Pertama, kurikulum inti yang dijalankan negara ialah berbasis akidah islam. Tujuan adanya kurikulum ini guna membentuk generasi yang memiliki pola piker dan sikap yang sesuai dengan Islam. Pendidikan merupakan layanan gratis dari negara yang dapat diakses oleh seluruh anak di negara tersebut. Selain itu negara menyediakan fasilitas yang memadai dan tenaga pendidik professional tentu akan menjadi kesatuan yang bersama-sama dapat menciptakan generasi unggul dalam imtak (iman dan takwa) dan iptek (ilmu pengetahuan dan teknologi).

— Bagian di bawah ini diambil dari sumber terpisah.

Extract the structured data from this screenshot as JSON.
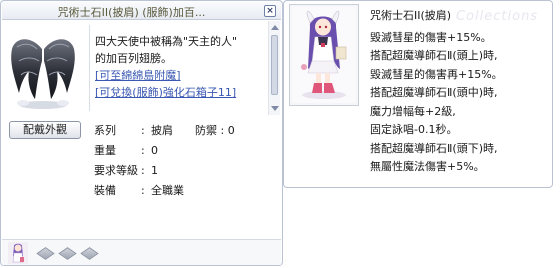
{
  "item_window": {
    "title": "咒術士石II(披肩) (服飾)加百...",
    "close_glyph": "×",
    "description": {
      "line1": "四大天使中被稱為\"天主的人\"",
      "line2": "的加百列翅膀。",
      "link1": "[可至綿綿島附魔]",
      "link2": "[可兌換(服飾)強化石箱子11]"
    },
    "equip_button": "配戴外觀",
    "properties": {
      "type_label": "系列",
      "type_value": "披肩",
      "defense_label": "防禦",
      "defense_value": "0",
      "weight_label": "重量",
      "weight_value": "0",
      "level_label": "要求等級",
      "level_value": "1",
      "equip_label": "裝備",
      "equip_value": "全職業",
      "separator": ":"
    }
  },
  "card_window": {
    "title": "咒術士石II(披肩)",
    "watermark": "Collections",
    "lines": [
      "毀滅彗星的傷害+15%。",
      "搭配超魔導師石Ⅱ(頭上)時,",
      "毀滅彗星的傷害再+15%。",
      "搭配超魔導師石Ⅱ(頭中)時,",
      "魔力增幅每+2級,",
      "固定詠唱-0.1秒。",
      "搭配超魔導師石Ⅱ(頭下)時,",
      "無屬性魔法傷害+5%。"
    ]
  },
  "colors": {
    "link": "#3a58b2",
    "window_border": "#b9c3d3",
    "title_text": "#5a5a3c"
  }
}
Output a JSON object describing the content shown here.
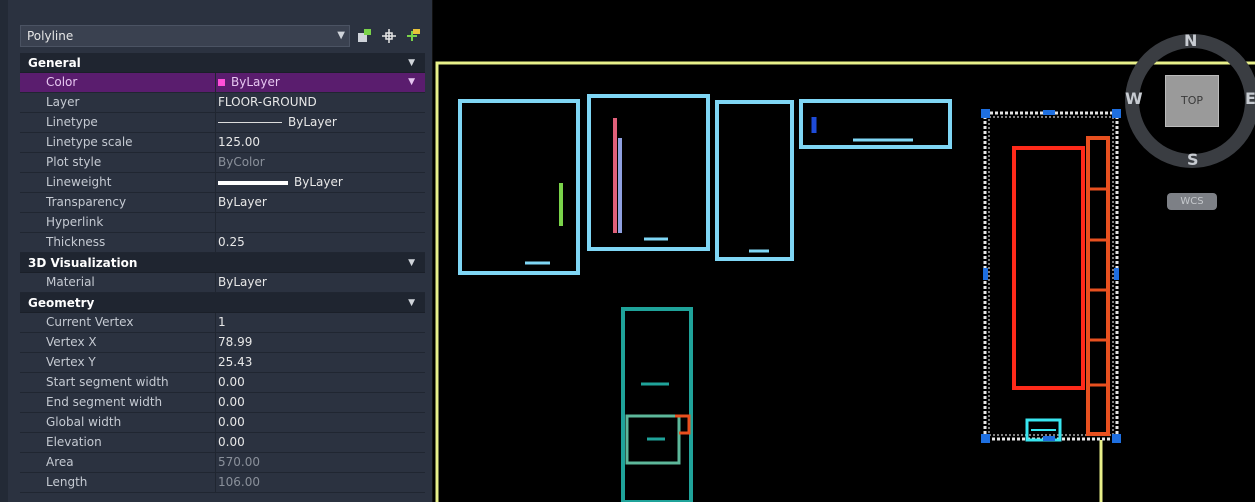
{
  "palette": {
    "selector_value": "Polyline",
    "sections": {
      "general": "General",
      "visualization": "3D Visualization",
      "geometry": "Geometry"
    },
    "general": {
      "color": {
        "label": "Color",
        "value": "ByLayer"
      },
      "layer": {
        "label": "Layer",
        "value": "FLOOR-GROUND"
      },
      "linetype": {
        "label": "Linetype",
        "value": "ByLayer"
      },
      "linetype_scale": {
        "label": "Linetype scale",
        "value": "125.00"
      },
      "plot_style": {
        "label": "Plot style",
        "value": "ByColor"
      },
      "lineweight": {
        "label": "Lineweight",
        "value": "ByLayer"
      },
      "transparency": {
        "label": "Transparency",
        "value": "ByLayer"
      },
      "hyperlink": {
        "label": "Hyperlink",
        "value": ""
      },
      "thickness": {
        "label": "Thickness",
        "value": "0.25"
      }
    },
    "visualization": {
      "material": {
        "label": "Material",
        "value": "ByLayer"
      }
    },
    "geometry": {
      "current_vertex": {
        "label": "Current Vertex",
        "value": "1"
      },
      "vertex_x": {
        "label": "Vertex X",
        "value": "78.99"
      },
      "vertex_y": {
        "label": "Vertex Y",
        "value": "25.43"
      },
      "start_width": {
        "label": "Start segment width",
        "value": "0.00"
      },
      "end_width": {
        "label": "End segment width",
        "value": "0.00"
      },
      "global_width": {
        "label": "Global width",
        "value": "0.00"
      },
      "elevation": {
        "label": "Elevation",
        "value": "0.00"
      },
      "area": {
        "label": "Area",
        "value": "570.00"
      },
      "length": {
        "label": "Length",
        "value": "106.00"
      }
    },
    "icons": [
      "quick-select-icon",
      "select-objects-icon",
      "toggle-pickadd-icon"
    ],
    "highlight_color": "#5a1d6e"
  },
  "viewcube": {
    "north": "N",
    "south": "S",
    "west": "W",
    "east": "E",
    "face": "TOP",
    "ucs": "WCS"
  },
  "drawing_colors": {
    "boundary": "#e8f08a",
    "fixtures": "#7fd6f5",
    "selected_frame": "#e6e6e6",
    "shelf_red": "#ff2a1a",
    "shelf_orange": "#e8501f",
    "cabinet_teal": "#1fa39a",
    "grip": "#1e6fe0"
  }
}
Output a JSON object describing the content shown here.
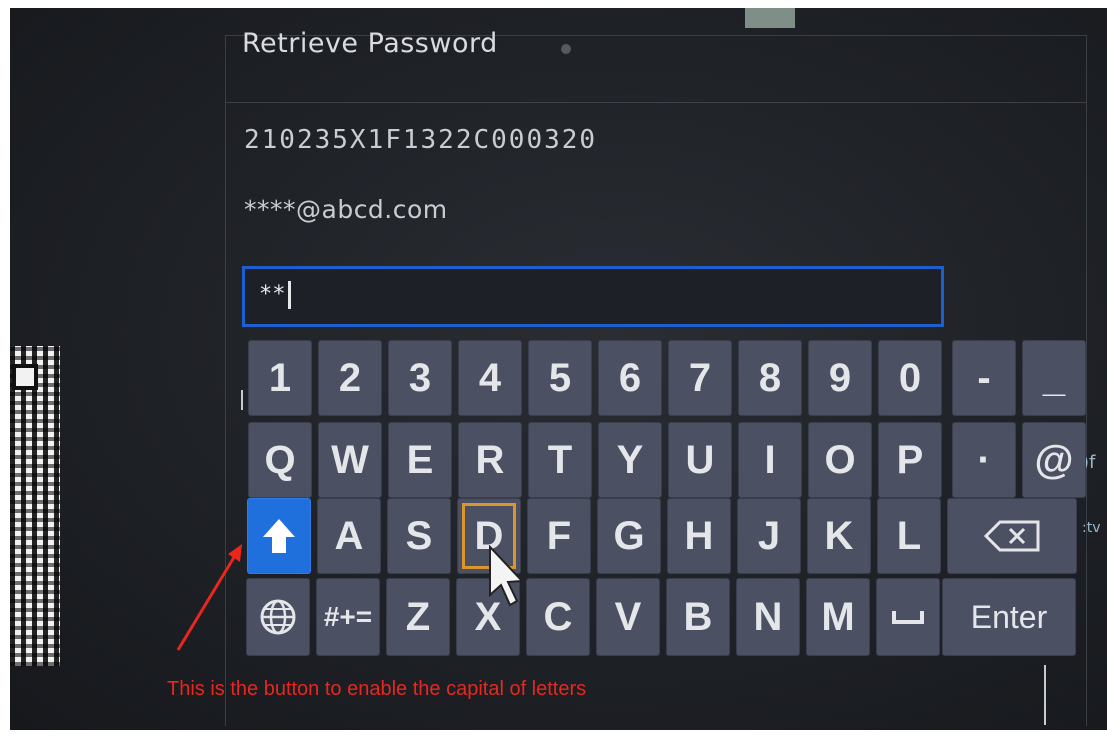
{
  "dialog": {
    "title": "Retrieve Password",
    "serial": "210235X1F1322C000320",
    "email": "****@abcd.com",
    "password_input": {
      "value": "**"
    }
  },
  "edge_text": {
    "right_top": ")f",
    "right_bottom": ":tv"
  },
  "keyboard": {
    "rows": [
      [
        "1",
        "2",
        "3",
        "4",
        "5",
        "6",
        "7",
        "8",
        "9",
        "0",
        "-",
        "_"
      ],
      [
        "Q",
        "W",
        "E",
        "R",
        "T",
        "Y",
        "U",
        "I",
        "O",
        "P",
        "·",
        "@"
      ],
      [
        "shift-icon",
        "A",
        "S",
        "D",
        "F",
        "G",
        "H",
        "J",
        "K",
        "L",
        "backspace-icon"
      ],
      [
        "globe-icon",
        "#+=",
        "Z",
        "X",
        "C",
        "V",
        "B",
        "N",
        "M",
        "space-icon",
        "Enter"
      ]
    ],
    "focused_key": "D",
    "shift_key_active": true,
    "colors": {
      "key": "#4b5062",
      "shift_key": "#1f6fdd",
      "focus_outline": "#d9962e",
      "input_border": "#1e5fd0"
    }
  },
  "annotation": {
    "text": "This is the button to enable the capital of letters",
    "color": "#e8271e"
  }
}
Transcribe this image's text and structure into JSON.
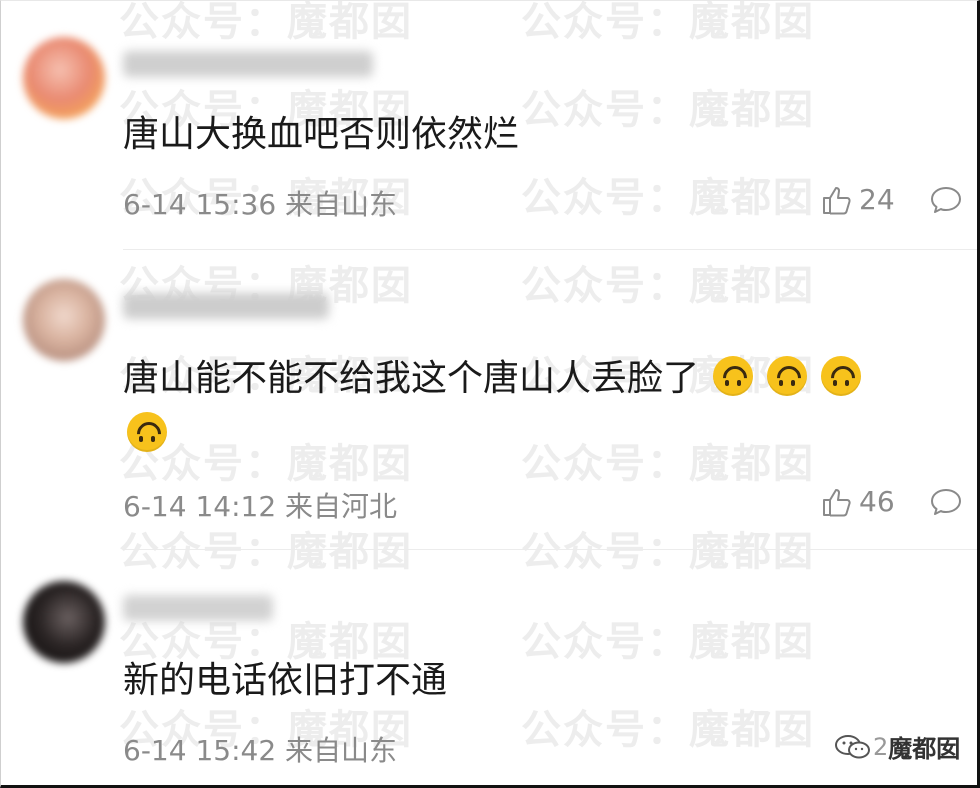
{
  "watermark": "公众号：魔都囡",
  "comments": [
    {
      "text": "唐山大换血吧否则依然烂",
      "date": "6-14 15:36",
      "location": "来自山东",
      "likes": "24"
    },
    {
      "text": "唐山能不能不给我这个唐山人丢脸了",
      "emoji_count": 4,
      "date": "6-14 14:12",
      "location": "来自河北",
      "likes": "46"
    },
    {
      "text": "新的电话依旧打不通",
      "date": "6-14 15:42",
      "location": "来自山东"
    }
  ],
  "footer": {
    "brand": "魔都囡",
    "prefix": "2"
  },
  "colors": {
    "meta": "#8a8a8a",
    "text": "#1a1a1a",
    "emoji": "#f7c21c"
  }
}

Kedua, menerapkan sistem sosial dan pergaulan Islam. Islam memiliki aturan dalam menjaga pergaulan di lingkungan masyarakat yaitu: (1) kewajiban menutup aurat dan berhijab syar’i (bagi perempuan); (2) larangan berzina, berkhalwat (berduaan dengan nonmahram), dan ikhtilat (campur baur laki-laki dan perempuan); (3) larangan mengeksploistasi perempuan dengan memamerkan keindahan dan kecantikan saat bekerja; (4) larangan melakukan safar (perjalanan) lebih dari sehari semalam tanpa disertai mahram.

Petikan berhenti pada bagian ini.